Regulation of Cell Survival, Apoptosis, and Epithelial-to-Mesenchymal Transition by Nitric Oxide-Dependent Post-Translational Modifications.

机构信息

1 Institute of Biomedicine of Seville (IBiS), IBiS/"Virgen del Rocío" University Hospital/CSIC/University of Seville , Seville, Spain .
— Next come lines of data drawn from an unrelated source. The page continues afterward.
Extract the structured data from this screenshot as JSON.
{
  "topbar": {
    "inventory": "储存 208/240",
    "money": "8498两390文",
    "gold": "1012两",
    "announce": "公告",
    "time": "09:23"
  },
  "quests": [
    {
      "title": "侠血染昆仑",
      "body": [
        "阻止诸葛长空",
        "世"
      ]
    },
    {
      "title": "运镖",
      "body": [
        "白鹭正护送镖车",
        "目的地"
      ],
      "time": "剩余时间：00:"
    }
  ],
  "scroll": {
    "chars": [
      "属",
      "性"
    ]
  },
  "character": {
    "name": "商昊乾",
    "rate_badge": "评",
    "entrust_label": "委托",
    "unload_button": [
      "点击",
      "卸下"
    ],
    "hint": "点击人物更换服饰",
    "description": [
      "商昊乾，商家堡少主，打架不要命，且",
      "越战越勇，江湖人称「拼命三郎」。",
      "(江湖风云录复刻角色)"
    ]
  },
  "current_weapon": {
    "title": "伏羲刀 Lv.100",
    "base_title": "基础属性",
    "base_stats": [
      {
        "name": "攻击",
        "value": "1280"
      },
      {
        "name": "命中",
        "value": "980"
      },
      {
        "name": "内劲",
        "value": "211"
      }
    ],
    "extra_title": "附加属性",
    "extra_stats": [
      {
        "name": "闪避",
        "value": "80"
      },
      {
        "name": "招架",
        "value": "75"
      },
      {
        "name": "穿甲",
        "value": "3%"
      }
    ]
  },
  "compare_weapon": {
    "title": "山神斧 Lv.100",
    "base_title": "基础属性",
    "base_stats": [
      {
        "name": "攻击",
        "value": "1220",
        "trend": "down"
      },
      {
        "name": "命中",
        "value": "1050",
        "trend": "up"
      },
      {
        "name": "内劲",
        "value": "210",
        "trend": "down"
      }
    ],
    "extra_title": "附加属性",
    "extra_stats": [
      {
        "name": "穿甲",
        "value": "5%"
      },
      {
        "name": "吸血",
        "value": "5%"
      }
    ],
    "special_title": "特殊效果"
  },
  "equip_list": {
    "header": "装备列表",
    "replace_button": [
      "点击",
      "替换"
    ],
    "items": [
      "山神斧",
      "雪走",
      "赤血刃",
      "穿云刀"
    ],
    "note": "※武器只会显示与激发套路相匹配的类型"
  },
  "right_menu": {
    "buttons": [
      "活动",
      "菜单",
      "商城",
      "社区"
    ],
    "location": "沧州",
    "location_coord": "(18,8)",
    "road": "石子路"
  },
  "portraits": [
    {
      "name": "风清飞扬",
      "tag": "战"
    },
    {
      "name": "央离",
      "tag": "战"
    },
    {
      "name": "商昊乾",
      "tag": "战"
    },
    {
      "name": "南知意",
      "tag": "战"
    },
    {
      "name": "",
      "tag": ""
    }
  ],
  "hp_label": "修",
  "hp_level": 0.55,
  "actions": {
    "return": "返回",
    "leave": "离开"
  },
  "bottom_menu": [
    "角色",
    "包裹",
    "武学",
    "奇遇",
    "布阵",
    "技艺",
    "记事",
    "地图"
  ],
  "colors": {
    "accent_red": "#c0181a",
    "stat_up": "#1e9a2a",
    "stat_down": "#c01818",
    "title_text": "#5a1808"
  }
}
2 Department of Biochemistry and Molecular Biology, Maimonides Biomedical Research Institute of Córdoba (IMIBIC), University of Córdoba , Córdoba, Spain .

出版信息

Antioxid Redox Signal. 2018 Nov 1;29(13):1312-1332. doi: 10.1089/ars.2017.7072. Epub 2017 Sep 22.

DOI:10.1089/ars.2017.7072
PMID:28795583
Abstract

SIGNIFICANCE

Nitric oxide (NO) is a physiopathological messenger generating different reactive nitrogen species (RNS) according to hypoxic, acidic and redox conditions. Recent Advances: RNS and reactive oxygen species (ROS) promote relevant post-translational modifications, such as nitrosation, nitration, and oxidation, in critical components of cell proliferation and death, epithelial-to-mesenchymal transition, and metastasis.

CRITICAL ISSUES

The pro- or antitumoral properties of NO are dependent on local concentration, redox state, cellular status, duration of exposure, and compartmentalization of NO generation. The increased expression of NO synthase has been associated with cancer progression. However, the experimental strategies leading to high intratumoral NO generation have been shown to exert antitumoral properties. The effect of NO and ROS on cell signaling is critically altered by factors modulating tumor progression such as oxygen content, metabolism, and inflammatory response. The review describes the alteration of key components involved in cell survival and death, metabolism, and metastasis induced by RNS- and ROS-related post-translational modifications.

FUTURE DIRECTIONS

The identification of the molecular targets affected by nitrosation, nitration, and oxidation, as well as their interactions with other post-translational modifications, will improve the understanding on the complex signaling and cell fate decision in cancer. The therapeutic NO-based strategies have to address the complex crosstalk among NO and ROS with regard to critical components affecting tumor cell survival, metabolism, and metastasis in the progression of cancer, as well as close interaction with ionizing radiation and chemotherapy.

摘要

意义

一氧化氮 (NO) 是一种生理病理信使,根据缺氧、酸性和氧化还原条件产生不同的活性氮物种 (RNS)。

最新进展

活性氮和活性氧 (ROS) 促进细胞增殖和死亡、上皮间质转化和转移等关键成分的相关翻译后修饰,如硝化、硝化和氧化。

关键问题

NO 的促肿瘤或抗肿瘤特性取决于局部浓度、氧化还原状态、细胞状态、暴露时间和 NO 生成的区室化。NO 合酶的表达增加与癌症进展有关。然而,已经表明导致肿瘤内高 NO 生成的实验策略具有抗肿瘤特性。调节肿瘤进展的因素(如氧含量、代谢和炎症反应)会严重改变 NO 和 ROS 对细胞信号转导的影响。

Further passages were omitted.